NC Pie Series: What comes at the end is always remembered: the goodnight kiss, the famous last words, the three-point shot at the buzzer, the homemade pie following a fine meal. What’s a plate of flounder in Calabash or oysters on the Outer Banks without a slice of lemon meringue, served on a Styrofoam plate with a plastic fork? Can you imagine a rib eye at the Angus Barn in Raleigh without the grand finale — that famous chocolate chess, drizzled with syrup, dolloped with whipped cream? What of the perfectly fried chicken at Mama Dip’s in Chapel Hill, culminating with a slice of sweet potato or pecan? Sure, we love our cakes, cobblers, and banana puddings, but pie provides the sweetest memories.
Paula Ellington’s parents, Bobby and Nita Whitfield, opened Bob’s BBQ on July 13, 1970, the day after their 17th wedding anniversary. Nita’s father, Bob Whitt, ran his own barbecue business in the ’50s. So when he and his wife, Ethel, decided to retire, Nita lured them to Creedmoor with the promise of helping her at her new restaurant whenever they pleased. Turned out, they wanted to help out a lot.

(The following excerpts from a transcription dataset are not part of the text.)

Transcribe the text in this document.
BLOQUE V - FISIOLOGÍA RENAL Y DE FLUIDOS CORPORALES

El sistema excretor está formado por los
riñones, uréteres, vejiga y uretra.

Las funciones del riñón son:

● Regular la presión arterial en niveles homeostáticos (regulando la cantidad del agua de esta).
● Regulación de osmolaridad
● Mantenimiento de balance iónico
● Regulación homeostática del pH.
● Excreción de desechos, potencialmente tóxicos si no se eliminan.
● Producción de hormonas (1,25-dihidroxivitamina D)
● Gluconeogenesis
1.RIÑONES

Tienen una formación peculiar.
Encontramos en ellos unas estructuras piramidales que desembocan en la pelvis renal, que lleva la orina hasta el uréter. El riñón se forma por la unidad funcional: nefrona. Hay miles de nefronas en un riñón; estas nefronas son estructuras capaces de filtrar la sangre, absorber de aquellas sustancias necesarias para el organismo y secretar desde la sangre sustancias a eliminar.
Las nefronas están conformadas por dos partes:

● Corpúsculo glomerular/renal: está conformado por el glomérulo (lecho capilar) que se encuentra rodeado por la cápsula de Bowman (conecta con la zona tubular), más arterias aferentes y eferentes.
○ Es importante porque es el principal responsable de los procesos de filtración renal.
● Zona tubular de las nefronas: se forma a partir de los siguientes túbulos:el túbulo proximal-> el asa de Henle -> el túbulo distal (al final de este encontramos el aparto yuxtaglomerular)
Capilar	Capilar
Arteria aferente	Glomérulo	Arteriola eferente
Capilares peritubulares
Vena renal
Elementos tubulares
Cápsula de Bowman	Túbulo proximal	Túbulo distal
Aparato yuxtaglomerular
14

Ellington’s grandfather tended to the vinegar-sauced pork shoulder, while her grandmother baked pies — a lot of pies. Chocolate chess. Buttermilk custard. Coconut pineapple. And Ellington’s sister’s favorite: classic pecan. “It’s a very traditional recipe,” Ellington says. “Nothing hokey!” The pecans — the family swears by pieces rather than halves — came from Georgia. But beyond that, well, it’s a family secret — “and we don’t give it out,” Ellington adds. She and her sister Carla Mangum led the business for more than 20 years. Last fall, they decided to retire. This, Ellington says, is when she realized just how many people cherished her family’s legacy. “We were the most loved and the most hated women in Creedmoor!” she laughs. “It was humbling. We’ve been very blessed these 47 years. And who would have ever thought we would be here that long?”

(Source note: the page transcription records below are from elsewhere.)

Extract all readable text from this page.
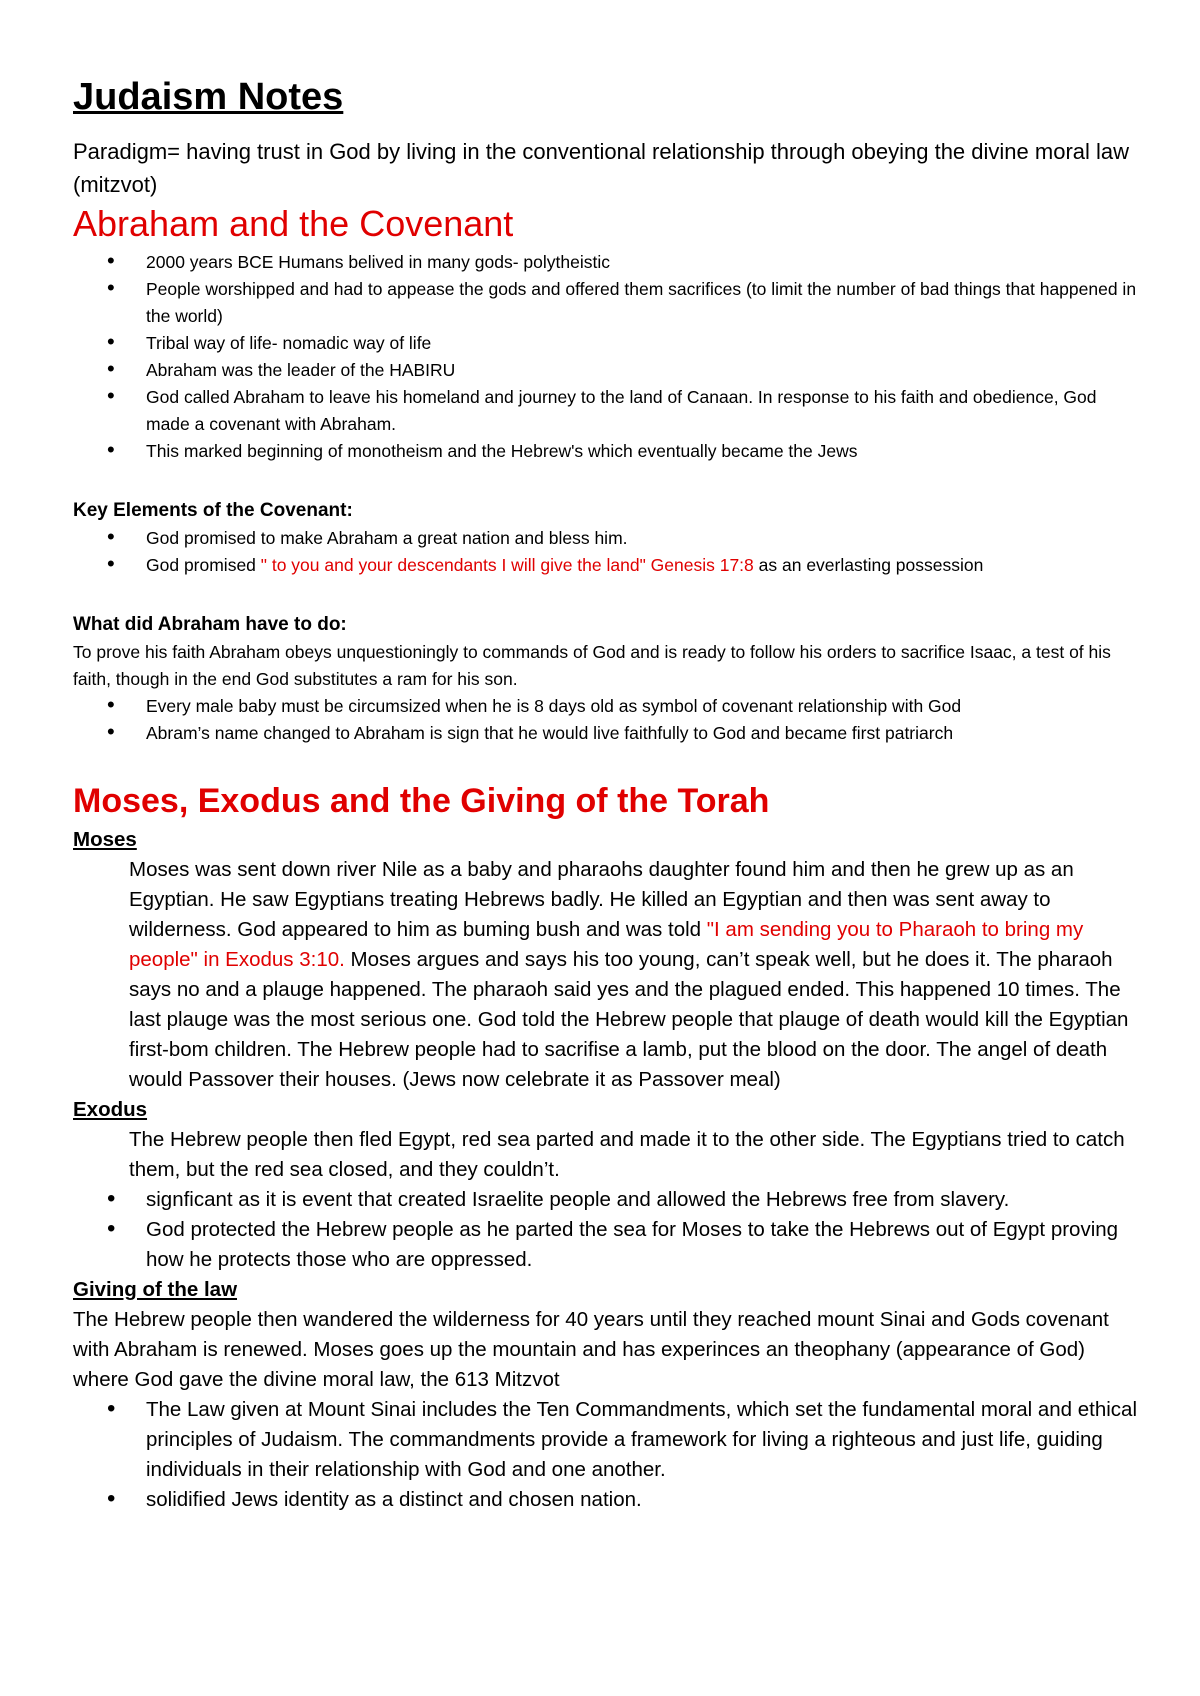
Judaism Notes

Paradigm= having trust in God by living in the conventional relationship through obeying the divine moral law (mitzvot)

Abraham and the Covenant
• 2000 years BCE Humans belived in many gods- polytheistic
• People worshipped and had to appease the gods and offered them sacrifices (to limit the number of bad things that happened in the world)
• Tribal way of life- nomadic way of life
• Abraham was the leader of the HABIRU
• God called Abraham to leave his homeland and journey to the land of Canaan. In response to his faith and obedience, God made a covenant with Abraham.
• This marked beginning of monotheism and the Hebrew's which eventually became the Jews

Key Elements of the Covenant:

• God promised to make Abraham a great nation and bless him.
• God promised " to you and your descendants I will give the land" Genesis 17:8 as an everlasting possession

What did Abraham have to do:

To prove his faith Abraham obeys unquestioningly to commands of God and is ready to follow his orders to sacrifice Isaac, a test of his faith, though in the end God substitutes a ram for his son.

• Every male baby must be circumsized when he is 8 days old as symbol of covenant relationship with God
• Abram’s name changed to Abraham is sign that he would live faithfully to God and became first patriarch
Moses, Exodus and the Giving of the Torah

Moses

Moses was sent down river Nile as a baby and pharaohs daughter found him and then he grew up as an Egyptian. He saw Egyptians treating Hebrews badly. He killed an Egyptian and then was sent away to wilderness. God appeared to him as buming bush and was told "I am sending you to Pharaoh to bring my people" in Exodus 3:10. Moses argues and says his too young, can’t speak well, but he does it. The pharaoh says no and a plauge happened. The pharaoh said yes and the plagued ended. This happened 10 times. The last plauge was the most serious one. God told the Hebrew people that plauge of death would kill the Egyptian first-bom children. The Hebrew people had to sacrifise a lamb, put the blood on the door. The angel of death would Passover their houses. (Jews now celebrate it as Passover meal)

Exodus

The Hebrew people then fled Egypt, red sea parted and made it to the other side. The Egyptians tried to catch them, but the red sea closed, and they couldn’t.

• signficant as it is event that created Israelite people and allowed the Hebrews free from slavery.
• God protected the Hebrew people as he parted the sea for Moses to take the Hebrews out of Egypt proving how he protects those who are oppressed.

Giving of the law

The Hebrew people then wandered the wilderness for 40 years until they reached mount Sinai and Gods covenant with Abraham is renewed. Moses goes up the mountain and has experinces an theophany (appearance of God) where God gave the divine moral law, the 613 Mitzvot

• The Law given at Mount Sinai includes the Ten Commandments, which set the fundamental moral and ethical principles of Judaism. The commandments provide a framework for living a righteous and just life, guiding individuals in their relationship with God and one another.
• solidified Jews identity as a distinct and chosen nation.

To try this pie, you’ll have to go straight to the source. But we’ve got home bakers covered, too. This recipe comes to us courtesy ofElena Brendt Rosemond-Hoeer’s 2015 Our State story, “Pecan Pie, Just like Grandma Makes It.”
Yield: 6 servings.
2½ cups all-purpose flour
Pinch of salt
1 tablespoon brown sugar
1 stick cold unsalted butter, cubed
½ cup very cold water
1 stick butter
½ cup brown sugar
¾ cup corn syrup (feel free to substitute sorghum, maple syrup, or sugar cane syrup)
2 cups chopped pecans
In a food processor combine flour, salt, sugar, and cubed butter. Pulse until texture resembles cornmeal. Add water, a little at a time, pulsing until a ball of dough forms. Place food processor bowl in the fridge for 1 hour.
Heat oven to 350º.
Melt butter. Add sugar, syrup, and salt and stir. Stir in eggs, one at a time. Add pecans and mix well.
On a floured surface, roll out your pie dough and transfer it to your pie dish. (I like to roll the dough onto my rolling pin and then lift it, sliding the pie dish underneath and setting the dough down into it.) Push it into your dish and pinch off any extra dough. Pour filling into the dish, spreading it out with the back of your spoon to make sure that the pecans are evenly distributed.
Bake for 35 minutes, or until the center is firm but not necessarily hard. (A little jiggle is good, but it shouldn’t be sloshing around in there.)
Let cool to room temperature before serving.